We studied executive functions (EFs) in upper elementary school grades, an age when students are expected to manage their own classroom behaviors with less direct input from teachers and when peer influences become more salient. We showed that EF skills are uniquely related to both adaptive classroom behaviors and academic achievement, over and above related, but conceptually distinct skills. We identifed how specific aspects of the classroom context relate to changes in EF skills across an academic school year. This work was funded by a grant from the William T. Grant Foundation.
- We developed and validated a pragmatic, cost-effective way to directly assess children’s EF skills using tablet computers, enabling group-based classroom assessments at scale (Obradović, Sulik, Finch, & Tirado-Strayer, 2017).

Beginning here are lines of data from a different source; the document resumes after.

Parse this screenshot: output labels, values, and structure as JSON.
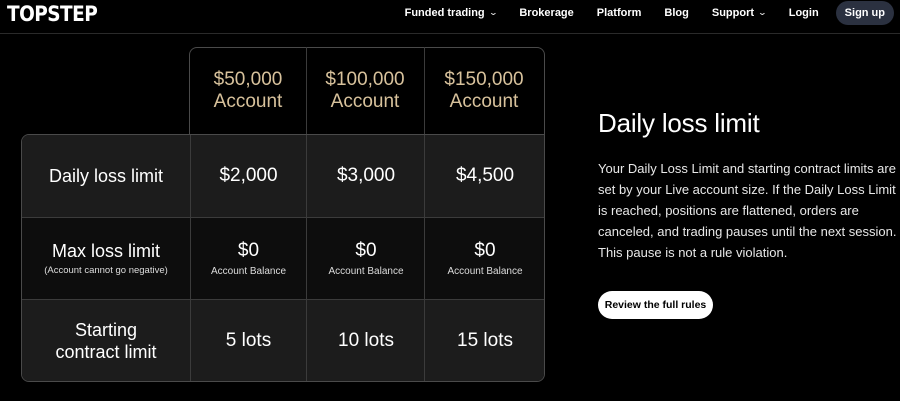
{
  "nav": {
    "logo": "TOPSTEP",
    "links": [
      {
        "label": "Funded trading",
        "has_dropdown": true
      },
      {
        "label": "Brokerage",
        "has_dropdown": false
      },
      {
        "label": "Platform",
        "has_dropdown": false
      },
      {
        "label": "Blog",
        "has_dropdown": false
      },
      {
        "label": "Support",
        "has_dropdown": true
      },
      {
        "label": "Login",
        "has_dropdown": false
      }
    ],
    "signup_label": "Sign up"
  },
  "table": {
    "columns": [
      {
        "line1": "$50,000",
        "line2": "Account"
      },
      {
        "line1": "$100,000",
        "line2": "Account"
      },
      {
        "line1": "$150,000",
        "line2": "Account"
      }
    ],
    "rows": [
      {
        "label": "Daily loss limit",
        "sub": "",
        "values": [
          "$2,000",
          "$3,000",
          "$4,500"
        ],
        "value_subs": [
          "",
          "",
          ""
        ]
      },
      {
        "label": "Max loss limit",
        "sub": "(Account cannot go negative)",
        "values": [
          "$0",
          "$0",
          "$0"
        ],
        "value_subs": [
          "Account Balance",
          "Account Balance",
          "Account Balance"
        ]
      },
      {
        "label": "Starting contract limit",
        "label_line1": "Starting",
        "label_line2": "contract limit",
        "sub": "",
        "values": [
          "5 lots",
          "10 lots",
          "15 lots"
        ],
        "value_subs": [
          "",
          "",
          ""
        ]
      }
    ]
  },
  "info": {
    "title": "Daily loss limit",
    "body": "Your Daily Loss Limit and starting contract limits are set by your Live account size. If the Daily Loss Limit is reached, positions are flattened, orders are canceled, and trading pauses until the next session. This pause is not a rule violation.",
    "button_label": "Review the full rules"
  },
  "colors": {
    "background": "#000000",
    "header_gold": "#d8c29c",
    "row_light": "#1c1c1c",
    "row_dark": "#0d0d0d",
    "signup_bg": "#2b3140"
  },
  "icons": {
    "dropdown": "chevron-down-icon"
  }
}
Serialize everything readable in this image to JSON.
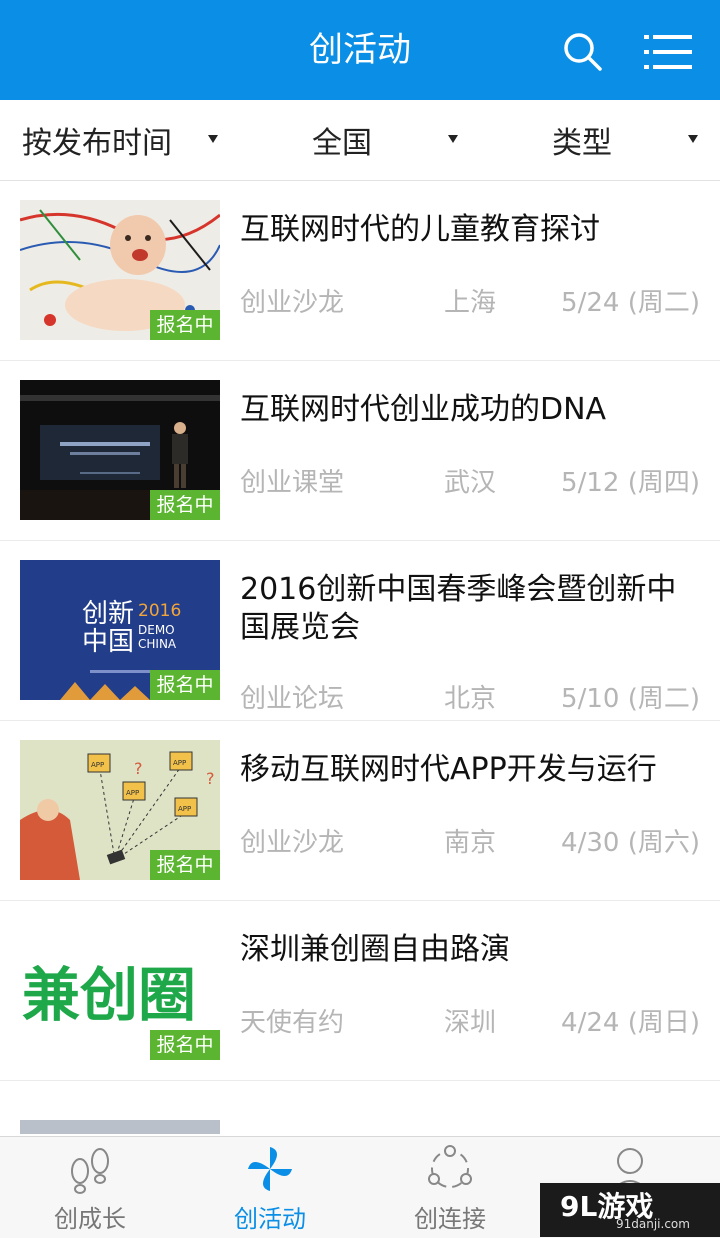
{
  "header": {
    "title": "创活动",
    "search_icon": "search-icon",
    "menu_icon": "menu-icon"
  },
  "filters": [
    {
      "label": "按发布时间"
    },
    {
      "label": "全国"
    },
    {
      "label": "类型"
    }
  ],
  "events": [
    {
      "title": "互联网时代的儿童教育探讨",
      "category": "创业沙龙",
      "city": "上海",
      "date": "5/24 (周二)",
      "badge": "报名中"
    },
    {
      "title": "互联网时代创业成功的DNA",
      "category": "创业课堂",
      "city": "武汉",
      "date": "5/12 (周四)",
      "badge": "报名中"
    },
    {
      "title": "2016创新中国春季峰会暨创新中国展览会",
      "category": "创业论坛",
      "city": "北京",
      "date": "5/10 (周二)",
      "badge": "报名中",
      "thumb_text_1": "创新",
      "thumb_text_2": "中国",
      "thumb_year": "2016",
      "thumb_brand_1": "DEMO",
      "thumb_brand_2": "CHINA"
    },
    {
      "title": "移动互联网时代APP开发与运行",
      "category": "创业沙龙",
      "city": "南京",
      "date": "4/30 (周六)",
      "badge": "报名中",
      "thumb_app": "APP",
      "thumb_q": "?"
    },
    {
      "title": "深圳兼创圈自由路演",
      "category": "天使有约",
      "city": "深圳",
      "date": "4/24 (周日)",
      "badge": "报名中",
      "thumb_logo": "兼创圈"
    }
  ],
  "bottom_nav": [
    {
      "label": "创成长",
      "icon": "footprints-icon",
      "active": false
    },
    {
      "label": "创活动",
      "icon": "pinwheel-icon",
      "active": true
    },
    {
      "label": "创连接",
      "icon": "share-icon",
      "active": false
    },
    {
      "label": "",
      "icon": "user-icon",
      "active": false
    }
  ],
  "watermark": {
    "main": "9L游戏",
    "sub": "91danji.com"
  },
  "colors": {
    "primary": "#0b8fe6",
    "badge": "#5cb531",
    "meta": "#b5b5b5"
  }
}
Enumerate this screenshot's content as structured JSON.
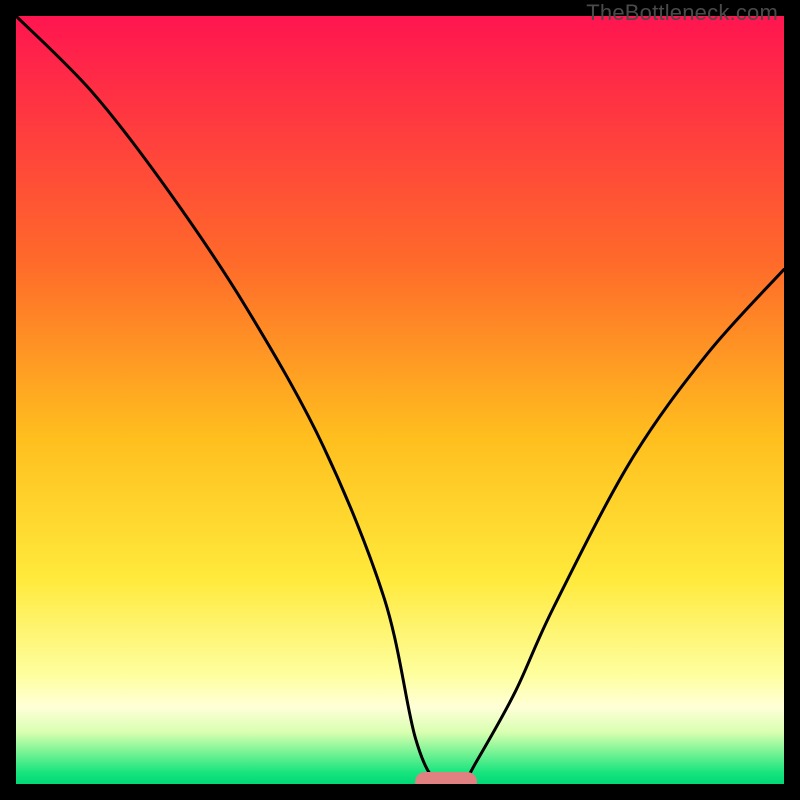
{
  "watermark": "TheBottleneck.com",
  "chart_data": {
    "type": "line",
    "title": "",
    "xlabel": "",
    "ylabel": "",
    "xlim": [
      0,
      100
    ],
    "ylim": [
      0,
      100
    ],
    "x": [
      0,
      10,
      20,
      30,
      40,
      48,
      52,
      55,
      58,
      60,
      65,
      70,
      80,
      90,
      100
    ],
    "values": [
      100,
      90,
      77,
      62,
      44,
      24,
      6,
      0,
      0,
      3,
      12,
      23,
      42,
      56,
      67
    ],
    "marker": {
      "x": 56,
      "y": 0,
      "color": "#e08080"
    },
    "gradient_stops": [
      {
        "offset": 0,
        "color": "#ff1550"
      },
      {
        "offset": 0.32,
        "color": "#ff6a2a"
      },
      {
        "offset": 0.55,
        "color": "#ffbf1e"
      },
      {
        "offset": 0.73,
        "color": "#ffe93a"
      },
      {
        "offset": 0.86,
        "color": "#feffa0"
      },
      {
        "offset": 0.9,
        "color": "#ffffd8"
      },
      {
        "offset": 0.933,
        "color": "#d8ffb0"
      },
      {
        "offset": 0.955,
        "color": "#86f598"
      },
      {
        "offset": 0.985,
        "color": "#18e47e"
      },
      {
        "offset": 1.0,
        "color": "#00d877"
      }
    ]
  }
}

- We developed a novel ranking procedure to quickly obtain teacher report of EF skills on all students in a classroom. These rankings showed high convergence with teachers’ ratings of EF, and similarly predicted school outcomes, but they took less time to complete (Sulik & Obradović, 2018).
- We found persistent, systematic disparities (by gender, ethnicity, and ELL status) in teachers’ reports of students’ EFs, when compared to the direct assessment of these skills (Garcia, Sulik, & Obradović, 2018).
- We developed an observation measure, Teachers’ Displays and Scaffolding of Executive Function (T-DSEF) , to help study how teacher behaviors relate to students' EF skills. Teachers' displays of impulsivity, distraction, or disorganization were linked to student EFs in the fall, whereas teachers’ scaffolding practices were linked to student EFs in the spring (Bardack & Obradović, in press).
- We found that having classmates with higher average EFs is associated with growth in individual student EFs (Finch, Garcia, Sulik & Obradović, 2019).